Improving the targeted treatment of movement disorders
Dystonia is a rare neurological disorder, which is characterized by involuntary, twisting and distorting movements and postures. People with dystonia may be limited in their ability to perform activities of daily living, such as drinking, walking and speaking. In Germany, approximately 160,000 people have dystonia. The condition is subdivided into generalized dystonia, which affects the entire body, and focal dystonia, which is limited to specific parts of the body. The latter category includes cervical dystonia, which affects the neck. The condition’s underlying causes are not fully understood, but experts assume that symptoms are the result of faulty interactions between specific areas of the brain which lead to abnormal signal transmission. Depending on the form of dystonia involved, genetic defects may also play a role.
One treatment option available to patients with dystonia is a neurosurgical procedure involving the implantation of electrodes into specific areas of the brain. Once implanted, the electrodes emit weak electrical signals which help to restore normal brain function. Known as deep brain stimulation, the procedure involves the implantation of a pacemaker-like device and is often the only treatment capable of providing relief of symptoms.
“The precision with which this stimulation has to be adapted to the symptoms seen in different types of dystonia was not clear until now,” explains study lead Prof. Dr. Andrea Kühn, who is Head of the Department of Neurology and Experimental Neurology’s Movement Disorders and Neuromodulation Section and Spokesperson of the ‘ReTune’ Transregional Collaborative Research Center (SFB/Transregio TRR 295), which helped to support the current study.
Prof. Kühn’s team examined a total of 80 patients who had received treatment for either generalized or cervical dystonia at one of five different hospitals in Germany and Austria. After analyzing the electrodes’ precise positions, the researchers were able to generate computer models showing which brain networks were being activated in each of the patients investigated. By mapping data on symptom improvements to their network models, the researchers were then able to determine which of the identified networks were crucial to treatment success.
One key finding was that the optimal target for stimulation depends on the type of dystonia being treated. This means that optimal treatment outcomes were associated with specific connections between the thalamus (the largest structure in the diencephalon, or ‘interbrain’) and the pallidum (a pale-colored structure at the core of the basal ganglia). The basal ganglia are deep-seated brain structures which play a part in movement control. In patients with cervical dystonia, the determining factor was electrical stimulation of a specific neural network which also activated the head and neck region of the primary motor cortex. As the brain’s motor command center, this area is responsible for planning and initiating movements as well as storing movement memory. In contrast, for patients with generalized dystonia, beneficial effects were elicited through the stimulation of a different network which projected to the entire primary motor cortex.

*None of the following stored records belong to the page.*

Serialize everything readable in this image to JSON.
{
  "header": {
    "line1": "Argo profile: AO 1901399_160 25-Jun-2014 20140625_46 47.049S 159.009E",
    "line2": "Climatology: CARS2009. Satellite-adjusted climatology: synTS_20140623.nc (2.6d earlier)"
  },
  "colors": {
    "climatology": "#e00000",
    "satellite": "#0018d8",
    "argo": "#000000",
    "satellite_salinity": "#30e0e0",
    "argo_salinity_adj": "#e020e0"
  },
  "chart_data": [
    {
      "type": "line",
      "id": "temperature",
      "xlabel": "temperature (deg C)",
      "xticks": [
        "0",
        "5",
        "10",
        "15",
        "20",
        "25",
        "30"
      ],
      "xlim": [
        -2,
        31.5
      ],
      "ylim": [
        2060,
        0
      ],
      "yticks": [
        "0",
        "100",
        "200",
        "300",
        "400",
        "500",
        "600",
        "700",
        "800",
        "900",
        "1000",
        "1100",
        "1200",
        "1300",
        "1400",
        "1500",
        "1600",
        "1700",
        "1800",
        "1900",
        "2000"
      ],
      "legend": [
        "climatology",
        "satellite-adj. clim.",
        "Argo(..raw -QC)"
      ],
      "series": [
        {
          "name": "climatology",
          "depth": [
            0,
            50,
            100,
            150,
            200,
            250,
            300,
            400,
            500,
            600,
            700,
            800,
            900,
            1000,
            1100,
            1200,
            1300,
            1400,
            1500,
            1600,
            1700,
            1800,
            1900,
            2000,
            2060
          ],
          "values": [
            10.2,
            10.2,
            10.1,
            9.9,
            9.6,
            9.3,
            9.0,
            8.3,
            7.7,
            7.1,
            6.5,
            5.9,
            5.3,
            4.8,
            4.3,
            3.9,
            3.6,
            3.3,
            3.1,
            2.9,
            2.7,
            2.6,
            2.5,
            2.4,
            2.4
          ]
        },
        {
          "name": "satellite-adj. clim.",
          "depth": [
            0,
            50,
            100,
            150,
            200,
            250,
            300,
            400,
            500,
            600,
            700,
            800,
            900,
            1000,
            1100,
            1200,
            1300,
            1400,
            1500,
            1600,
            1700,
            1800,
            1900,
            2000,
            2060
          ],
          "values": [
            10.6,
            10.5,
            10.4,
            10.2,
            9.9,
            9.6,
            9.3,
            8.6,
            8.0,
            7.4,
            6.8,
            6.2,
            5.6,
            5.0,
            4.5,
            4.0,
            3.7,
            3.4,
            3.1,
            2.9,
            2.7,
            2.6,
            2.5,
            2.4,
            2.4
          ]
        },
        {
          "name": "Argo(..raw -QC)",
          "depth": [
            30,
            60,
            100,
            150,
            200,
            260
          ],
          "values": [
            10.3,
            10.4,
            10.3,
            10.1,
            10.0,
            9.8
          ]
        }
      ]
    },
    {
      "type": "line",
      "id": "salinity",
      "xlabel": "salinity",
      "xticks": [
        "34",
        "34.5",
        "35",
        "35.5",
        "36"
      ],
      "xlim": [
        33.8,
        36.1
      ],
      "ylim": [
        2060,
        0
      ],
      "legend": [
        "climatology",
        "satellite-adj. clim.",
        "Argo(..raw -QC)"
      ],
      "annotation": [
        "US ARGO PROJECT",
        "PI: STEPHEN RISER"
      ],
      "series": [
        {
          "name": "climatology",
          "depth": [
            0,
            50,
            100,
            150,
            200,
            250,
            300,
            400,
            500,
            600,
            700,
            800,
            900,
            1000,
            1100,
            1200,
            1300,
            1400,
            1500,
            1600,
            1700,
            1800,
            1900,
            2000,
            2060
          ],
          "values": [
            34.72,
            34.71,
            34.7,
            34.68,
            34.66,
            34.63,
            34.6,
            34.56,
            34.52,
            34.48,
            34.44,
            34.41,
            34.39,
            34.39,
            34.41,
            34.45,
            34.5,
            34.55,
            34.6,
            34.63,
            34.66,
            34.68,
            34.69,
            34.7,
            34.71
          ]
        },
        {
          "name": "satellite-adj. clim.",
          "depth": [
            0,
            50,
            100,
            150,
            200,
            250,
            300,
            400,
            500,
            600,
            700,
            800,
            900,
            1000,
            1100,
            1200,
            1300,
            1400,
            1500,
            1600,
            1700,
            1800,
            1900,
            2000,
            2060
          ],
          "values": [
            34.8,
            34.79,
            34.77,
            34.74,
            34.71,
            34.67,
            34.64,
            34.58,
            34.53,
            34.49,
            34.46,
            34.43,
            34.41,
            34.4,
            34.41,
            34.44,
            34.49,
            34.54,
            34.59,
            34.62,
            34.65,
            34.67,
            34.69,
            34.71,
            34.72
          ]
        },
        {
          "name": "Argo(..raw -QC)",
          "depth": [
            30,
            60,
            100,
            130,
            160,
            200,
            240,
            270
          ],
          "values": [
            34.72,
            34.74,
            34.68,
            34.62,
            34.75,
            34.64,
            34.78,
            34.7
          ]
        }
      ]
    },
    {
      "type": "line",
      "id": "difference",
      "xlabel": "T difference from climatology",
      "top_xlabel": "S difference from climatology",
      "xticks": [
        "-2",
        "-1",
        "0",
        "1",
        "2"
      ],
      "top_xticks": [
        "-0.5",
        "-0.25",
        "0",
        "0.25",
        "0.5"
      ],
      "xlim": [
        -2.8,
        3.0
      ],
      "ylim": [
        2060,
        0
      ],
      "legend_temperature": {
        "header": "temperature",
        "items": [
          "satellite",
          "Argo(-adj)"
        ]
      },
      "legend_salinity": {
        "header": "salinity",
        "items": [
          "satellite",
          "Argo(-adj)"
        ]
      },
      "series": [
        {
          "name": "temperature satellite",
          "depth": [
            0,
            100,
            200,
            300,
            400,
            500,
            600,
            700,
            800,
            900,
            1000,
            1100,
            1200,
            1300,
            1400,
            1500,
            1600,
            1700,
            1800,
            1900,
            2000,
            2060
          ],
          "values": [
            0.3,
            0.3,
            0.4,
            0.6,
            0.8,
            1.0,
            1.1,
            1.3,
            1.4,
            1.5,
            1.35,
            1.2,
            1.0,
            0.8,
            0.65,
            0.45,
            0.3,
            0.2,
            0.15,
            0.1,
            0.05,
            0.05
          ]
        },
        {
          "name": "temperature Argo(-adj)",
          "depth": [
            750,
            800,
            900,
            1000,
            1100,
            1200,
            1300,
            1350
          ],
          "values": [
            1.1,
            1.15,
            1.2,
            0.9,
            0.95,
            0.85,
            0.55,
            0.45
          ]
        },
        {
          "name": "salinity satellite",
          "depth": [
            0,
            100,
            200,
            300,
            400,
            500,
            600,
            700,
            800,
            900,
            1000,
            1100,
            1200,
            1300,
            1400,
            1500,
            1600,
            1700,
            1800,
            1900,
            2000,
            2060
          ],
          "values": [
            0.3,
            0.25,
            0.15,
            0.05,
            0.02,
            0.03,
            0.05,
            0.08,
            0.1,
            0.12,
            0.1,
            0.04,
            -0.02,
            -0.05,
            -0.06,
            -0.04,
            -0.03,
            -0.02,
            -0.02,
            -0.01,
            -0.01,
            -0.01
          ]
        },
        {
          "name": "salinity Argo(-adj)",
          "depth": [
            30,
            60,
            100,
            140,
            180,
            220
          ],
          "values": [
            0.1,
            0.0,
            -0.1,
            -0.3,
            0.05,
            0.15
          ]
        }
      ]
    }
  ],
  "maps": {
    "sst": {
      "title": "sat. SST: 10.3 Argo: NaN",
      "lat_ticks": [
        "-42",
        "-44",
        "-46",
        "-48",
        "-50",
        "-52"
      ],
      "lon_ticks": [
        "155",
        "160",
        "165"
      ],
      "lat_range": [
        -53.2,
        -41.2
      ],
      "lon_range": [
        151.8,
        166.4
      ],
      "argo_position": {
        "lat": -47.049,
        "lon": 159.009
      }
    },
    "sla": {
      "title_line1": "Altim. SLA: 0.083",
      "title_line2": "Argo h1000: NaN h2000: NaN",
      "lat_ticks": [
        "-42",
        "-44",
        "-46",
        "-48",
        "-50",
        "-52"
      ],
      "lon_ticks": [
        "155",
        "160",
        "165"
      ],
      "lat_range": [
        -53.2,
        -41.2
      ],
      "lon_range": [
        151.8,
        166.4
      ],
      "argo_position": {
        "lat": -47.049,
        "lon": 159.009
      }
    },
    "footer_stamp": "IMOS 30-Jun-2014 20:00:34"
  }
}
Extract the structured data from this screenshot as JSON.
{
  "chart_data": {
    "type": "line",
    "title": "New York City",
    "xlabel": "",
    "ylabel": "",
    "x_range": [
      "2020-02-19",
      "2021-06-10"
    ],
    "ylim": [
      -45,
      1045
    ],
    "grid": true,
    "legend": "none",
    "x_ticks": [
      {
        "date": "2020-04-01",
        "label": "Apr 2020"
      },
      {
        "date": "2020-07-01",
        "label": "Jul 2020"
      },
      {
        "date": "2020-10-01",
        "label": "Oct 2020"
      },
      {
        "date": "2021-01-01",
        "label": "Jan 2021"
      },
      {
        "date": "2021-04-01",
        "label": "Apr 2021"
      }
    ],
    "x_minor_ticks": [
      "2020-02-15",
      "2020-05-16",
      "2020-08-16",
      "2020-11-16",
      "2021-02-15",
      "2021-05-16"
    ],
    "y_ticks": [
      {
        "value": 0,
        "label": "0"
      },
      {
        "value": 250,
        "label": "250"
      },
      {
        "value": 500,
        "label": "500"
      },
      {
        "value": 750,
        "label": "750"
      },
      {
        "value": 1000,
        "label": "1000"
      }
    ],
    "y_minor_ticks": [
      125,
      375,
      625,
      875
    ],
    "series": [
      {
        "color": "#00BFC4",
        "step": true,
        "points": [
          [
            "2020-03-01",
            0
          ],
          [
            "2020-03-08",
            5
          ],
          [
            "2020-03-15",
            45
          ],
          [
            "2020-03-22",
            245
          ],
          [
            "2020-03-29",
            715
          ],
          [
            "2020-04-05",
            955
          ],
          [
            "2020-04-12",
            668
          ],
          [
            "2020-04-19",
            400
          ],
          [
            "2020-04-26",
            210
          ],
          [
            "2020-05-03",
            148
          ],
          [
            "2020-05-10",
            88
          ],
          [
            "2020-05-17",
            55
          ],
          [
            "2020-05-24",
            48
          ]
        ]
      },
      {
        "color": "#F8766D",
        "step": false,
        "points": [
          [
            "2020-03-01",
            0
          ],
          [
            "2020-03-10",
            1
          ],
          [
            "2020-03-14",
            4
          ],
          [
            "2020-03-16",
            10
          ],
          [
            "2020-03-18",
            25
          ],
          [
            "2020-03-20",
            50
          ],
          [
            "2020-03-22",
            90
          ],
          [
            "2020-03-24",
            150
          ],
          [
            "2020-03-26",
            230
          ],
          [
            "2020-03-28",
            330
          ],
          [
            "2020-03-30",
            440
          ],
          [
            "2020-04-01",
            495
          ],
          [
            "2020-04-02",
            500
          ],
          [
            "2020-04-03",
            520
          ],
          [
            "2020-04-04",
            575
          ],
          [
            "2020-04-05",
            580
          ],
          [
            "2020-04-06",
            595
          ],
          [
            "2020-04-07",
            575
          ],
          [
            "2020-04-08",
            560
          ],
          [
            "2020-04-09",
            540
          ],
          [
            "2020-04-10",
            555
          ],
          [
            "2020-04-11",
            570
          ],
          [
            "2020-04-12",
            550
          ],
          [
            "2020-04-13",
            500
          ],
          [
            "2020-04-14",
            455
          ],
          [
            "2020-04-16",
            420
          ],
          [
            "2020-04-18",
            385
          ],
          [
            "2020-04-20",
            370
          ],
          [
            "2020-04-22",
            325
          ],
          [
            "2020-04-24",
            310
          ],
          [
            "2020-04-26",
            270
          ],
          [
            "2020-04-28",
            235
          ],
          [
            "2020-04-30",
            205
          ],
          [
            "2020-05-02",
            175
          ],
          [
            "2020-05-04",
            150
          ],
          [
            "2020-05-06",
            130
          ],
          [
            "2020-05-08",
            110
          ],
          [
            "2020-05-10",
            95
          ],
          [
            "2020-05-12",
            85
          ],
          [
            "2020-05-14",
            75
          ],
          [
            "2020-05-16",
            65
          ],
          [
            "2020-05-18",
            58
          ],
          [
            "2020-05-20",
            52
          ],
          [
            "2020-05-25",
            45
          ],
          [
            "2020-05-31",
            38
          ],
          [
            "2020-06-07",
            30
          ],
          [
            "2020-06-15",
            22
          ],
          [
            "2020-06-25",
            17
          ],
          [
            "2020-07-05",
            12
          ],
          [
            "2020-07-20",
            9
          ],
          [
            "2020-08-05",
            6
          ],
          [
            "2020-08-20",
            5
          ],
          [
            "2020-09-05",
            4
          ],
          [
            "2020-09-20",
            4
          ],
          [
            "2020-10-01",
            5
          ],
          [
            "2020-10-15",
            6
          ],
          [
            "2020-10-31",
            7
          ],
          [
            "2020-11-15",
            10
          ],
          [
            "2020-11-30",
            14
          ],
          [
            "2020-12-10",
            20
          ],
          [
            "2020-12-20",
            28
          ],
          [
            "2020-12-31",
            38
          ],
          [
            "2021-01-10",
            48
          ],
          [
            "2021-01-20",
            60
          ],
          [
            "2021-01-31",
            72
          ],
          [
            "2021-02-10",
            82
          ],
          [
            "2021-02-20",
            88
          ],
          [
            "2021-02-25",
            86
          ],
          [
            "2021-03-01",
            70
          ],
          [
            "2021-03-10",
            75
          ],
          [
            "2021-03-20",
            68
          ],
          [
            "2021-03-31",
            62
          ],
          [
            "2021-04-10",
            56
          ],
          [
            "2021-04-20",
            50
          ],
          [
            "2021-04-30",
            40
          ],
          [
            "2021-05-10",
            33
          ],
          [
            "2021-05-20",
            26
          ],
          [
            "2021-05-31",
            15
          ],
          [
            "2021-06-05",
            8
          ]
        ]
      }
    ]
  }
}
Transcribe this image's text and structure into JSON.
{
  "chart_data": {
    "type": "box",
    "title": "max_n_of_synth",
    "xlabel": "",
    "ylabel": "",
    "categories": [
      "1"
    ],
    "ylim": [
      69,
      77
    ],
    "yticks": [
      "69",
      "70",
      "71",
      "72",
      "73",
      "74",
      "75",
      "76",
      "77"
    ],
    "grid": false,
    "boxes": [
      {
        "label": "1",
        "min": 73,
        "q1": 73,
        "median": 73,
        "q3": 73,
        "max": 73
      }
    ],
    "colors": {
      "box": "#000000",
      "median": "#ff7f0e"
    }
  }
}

“Our study shows clear differences in optimal stimulation sites, which correspond to the somatotopic structure of the inner pallidum. This means that neural areas in the brain map to the areas of the body they represent,” says the study’s first author, Dr. Andreas Horn of the Department of Neurology and Experimental Neurology. He adds: “Due to the paucity of alternative treatment options beyond deep brain stimulation, our findings make an important contribution to improving treatment for dystonia. In the future, we will be able to more deliberately treat specific types of the disorder.”